Agassaim (Portuguese: Agaçaim, Goan Konkani: Aagshi) is a village on the northern banks of the Zuari River in Tiswadi, Goa, surrounded by Panjim to the north, Margão to the south, Vasco da Gama to the west and Ponda to the east, thus making it a main connection between North Goa and South Goa via the Zuari Bridge. Agaçaim is famous for its Goan chouriço.

==Etymology==
Agassaim or Agaçaim (Portuguese spelling) is named after "Aganashini" (lit. 'fire eraser'), the ancient name of the Zuari River, which the village is on the banks of.

==History==
Agaçaim was a bazaar/mercado/market turned migrating Christian community on the fringes of the Indian Ocean and is attested by the discovery of stone crosses with Pahlavi (archaic Persian) inscription in several places along the west coast of India. The 2001 discovery of a granite stone cross by Father Cosme Costa, sfx, has been dated to the seventh century with a Pahlavi inscription.

Agassaim near Agaçaim has played a significant role in the political scene of Goa, be it the Save Goa Campaign or the Konkani language agitation in 1986. During these events, seven martyrs died for the Konkani language.

==Geographical indication==
Agsechi Vayingim (Agassaim Brinjal) was awarded the Geographical Indication (GI) status tag from the Geographical Indications Registry, under the Union Government of India, on 31 July 2023 and is valid until 27 June 2031.

Agassaim Brinjal Growers and Sellers Association from Malwara Agassaim, proposed the GI registration of Agsechi Vayingim (Agassaim Brinjal).
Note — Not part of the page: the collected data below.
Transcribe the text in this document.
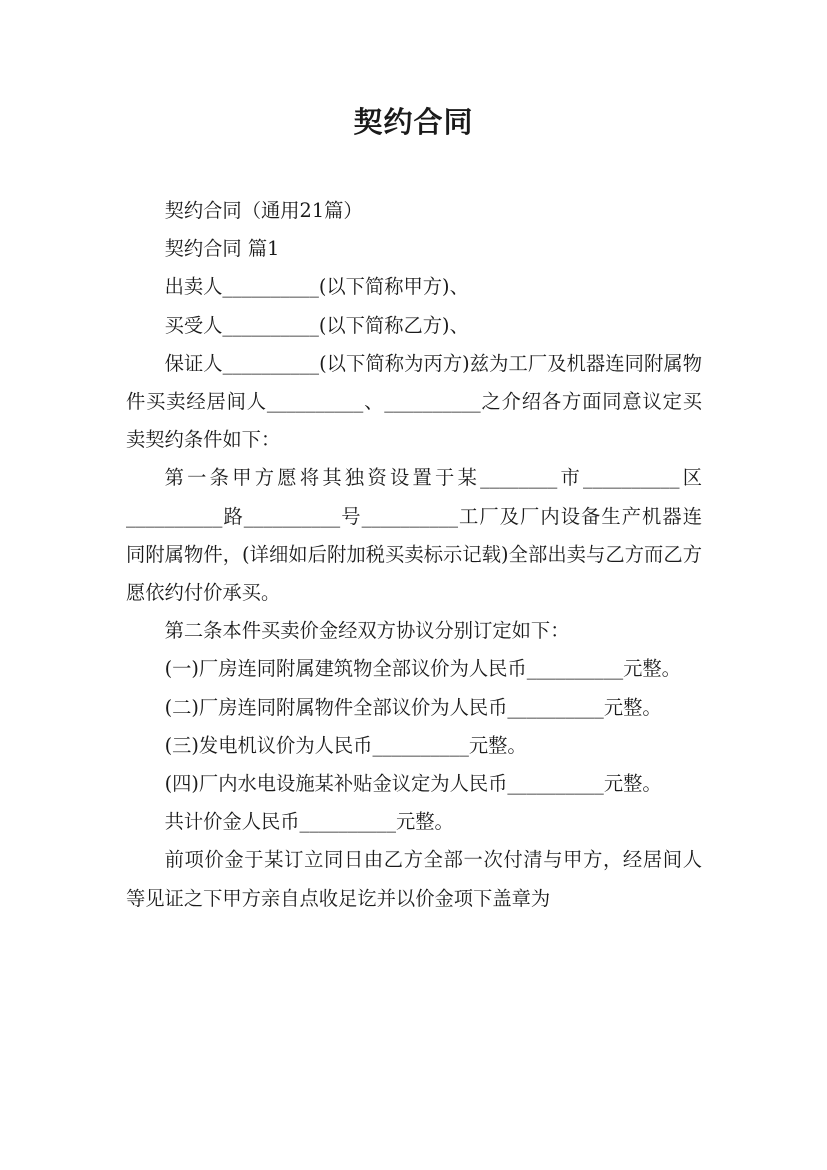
契约合同

契约合同（通用21篇）

契约合同 篇1

出卖人__________(以下简称甲方)、

买受人__________(以下简称乙方)、

保证人__________(以下简称为丙方)兹为工厂及机器连同附属物件买卖经居间人__________、__________之介绍各方面同意议定买卖契约条件如下：

第一条甲方愿将其独资设置于某________市__________区__________路__________号__________工厂及厂内设备生产机器连同附属物件，(详细如后附加税买卖标示记载)全部出卖与乙方而乙方愿依约付价承买。

第二条本件买卖价金经双方协议分别订定如下：

(一)厂房连同附属建筑物全部议价为人民币__________元整。

(二)厂房连同附属物件全部议价为人民币__________元整。

(三)发电机议价为人民币__________元整。

(四)厂内水电设施某补贴金议定为人民币__________元整。

共计价金人民币__________元整。

前项价金于某订立同日由乙方全部一次付清与甲方，经居间人等见证之下甲方亲自点收足讫并以价金项下盖章为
After filing the application in June 2021, the Brinjal was granted the GI tag in 2023 by the Geographical Indication Registry in Chennai, making the name "Agsechi Vayingim (Agassaim Brinjal)" exclusive to the Brinjal grown in the region. It thus became the first brinjal variety from Goa and the 6th type of goods from Goa to earn the GI tag.

The GI tag protects the brinjal from illegal selling and marketing, and gives it legal protection and a unique identity.